Rêves de train de Denis Johnson
Dingue et bizarre – c’est du Denis Johnson – mais aussi parmi les plus humains et compatissants de ses romans. Malgré toute sa vivacité, il y a quelque chose de taciturne, de vaguement étonné, dans la voix ici, qui convient bien au récit de vie d’un ouvrier dans l’Ouest américain sauvage et en pleine mutation. La beauté naturelle et le dur réalisme, le fantastique vivant, le tragique, le banal, une époque disparue à jamais. Le tout en un peu plus de cent pages.
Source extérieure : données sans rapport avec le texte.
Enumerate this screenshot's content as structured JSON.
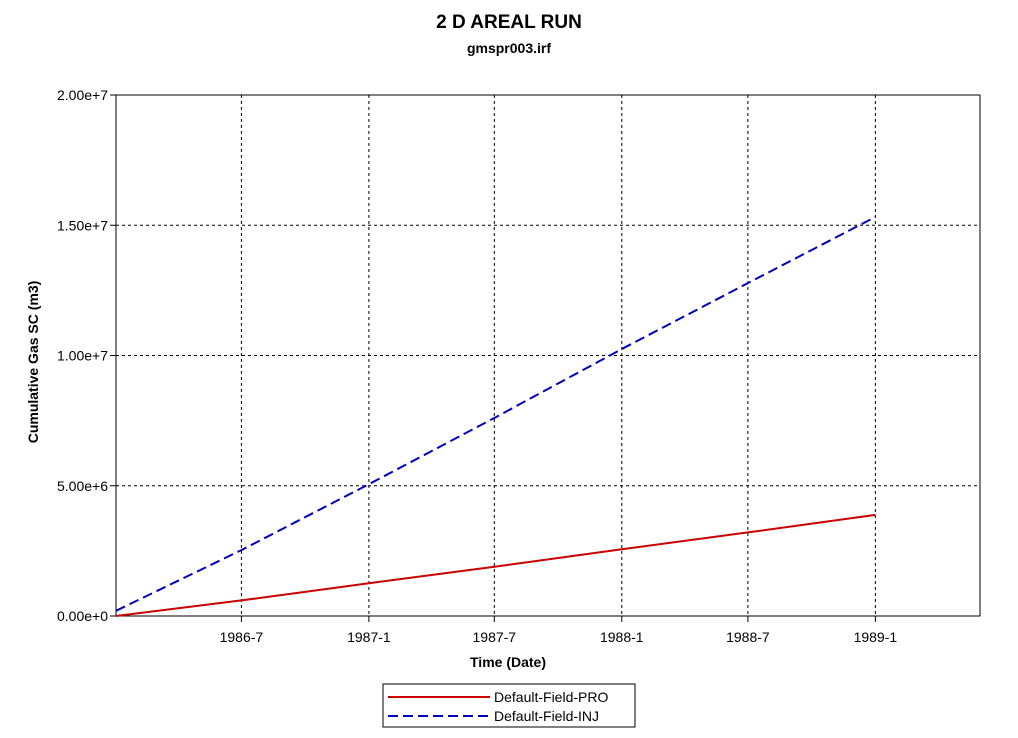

Le Bouddha dans le grenier de Julie Otsuka
Compressé et pourtant incroyablement expansif, ce bref roman utilise le nous collectif pour évoquer la vie des Japonaises amenées à San Francisco au début du vingtième siècle en tant que « picture brides ». Le chœur qui en résulte est hypnotisant. L’expérience de chaque femme reste unique et distinctive, même si leurs voix se combinent pour former un tout – un tout qui s’élève et s’abaisse, puis, habilement et tragiquement, s’estompe et disparaît. Un livre qui rappelle aux aspirants écrivains de nouvelles qu’il faut prendre un risque, un risque que l’on n’aurait peut-être pas le courage de prendre dans une œuvre plus longue. Que le risque réussisse ou échoue, ce ne sera pas pour longtemps.